A link embedded in the message purports to offer a copy of the entire subpoena. But a recipient who tries to view the document unwittingly downloads and installs software that secretly records keystrokes and sends the data to a remote computer over the Internet.

This lets the criminals capture passwords and other personal or corporate information.

Another piece of the software allows the computer to be controlled remotely. According to researchers who have analysed the downloaded file, less than 40 per cent of commercial anti-virus programs were able to recognise and intercept the attack, said the NYT report.

The tactic of aiming at the rich and powerful with an online scam is referred to by computer security experts as whaling. The term is a play on phishing, an approach that usually involves tricking e-mail users - in this case the big fish - into divulging personal information like credit card numbers. Phishing attacks that are directed at a particular person, rather than blasted out to millions, are also known as spear phishing.

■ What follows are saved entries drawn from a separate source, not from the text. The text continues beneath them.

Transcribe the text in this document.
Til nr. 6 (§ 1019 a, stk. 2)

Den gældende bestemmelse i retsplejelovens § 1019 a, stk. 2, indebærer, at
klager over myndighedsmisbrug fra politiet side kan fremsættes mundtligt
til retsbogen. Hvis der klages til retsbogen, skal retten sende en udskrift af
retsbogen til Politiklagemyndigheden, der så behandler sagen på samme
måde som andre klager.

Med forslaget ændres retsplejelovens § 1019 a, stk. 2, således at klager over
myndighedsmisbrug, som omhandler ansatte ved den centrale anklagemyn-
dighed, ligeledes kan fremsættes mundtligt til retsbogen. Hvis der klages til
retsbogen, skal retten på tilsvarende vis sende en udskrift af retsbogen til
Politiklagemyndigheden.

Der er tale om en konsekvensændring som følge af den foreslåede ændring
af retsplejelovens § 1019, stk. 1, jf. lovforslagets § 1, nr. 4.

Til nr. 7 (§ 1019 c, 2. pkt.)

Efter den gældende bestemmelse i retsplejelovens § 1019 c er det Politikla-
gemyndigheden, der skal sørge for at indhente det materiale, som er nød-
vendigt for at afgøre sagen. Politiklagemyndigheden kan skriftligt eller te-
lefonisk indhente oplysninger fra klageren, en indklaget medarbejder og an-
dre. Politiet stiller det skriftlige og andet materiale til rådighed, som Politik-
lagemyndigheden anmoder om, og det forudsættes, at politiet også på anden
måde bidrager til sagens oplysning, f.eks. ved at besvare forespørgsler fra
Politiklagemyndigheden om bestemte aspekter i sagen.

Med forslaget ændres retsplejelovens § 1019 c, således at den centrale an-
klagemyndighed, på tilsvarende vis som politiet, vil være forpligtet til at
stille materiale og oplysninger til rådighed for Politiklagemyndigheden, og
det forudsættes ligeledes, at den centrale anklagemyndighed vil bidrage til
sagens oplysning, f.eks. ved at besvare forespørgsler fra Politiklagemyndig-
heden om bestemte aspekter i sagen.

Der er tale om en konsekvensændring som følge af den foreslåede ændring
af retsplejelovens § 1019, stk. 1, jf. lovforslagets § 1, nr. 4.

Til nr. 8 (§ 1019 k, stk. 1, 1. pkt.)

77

The latest campaign has been widespread enough that two California federal courts and the Administrative Office of the US Courts posted warnings about the fake messages on their Web sites. Federal officials said they stopped counting after getting hundreds of phone calls from corporations about the messages. At midday on Tuesday, one anti-spam company, MX Logic, said in a Web posting that its service was still seeing at least 30 of the messages an hour.

Security researchers at several firms indicated that they believed there had been at least several thousand victims of the attack whose computers had been compromised.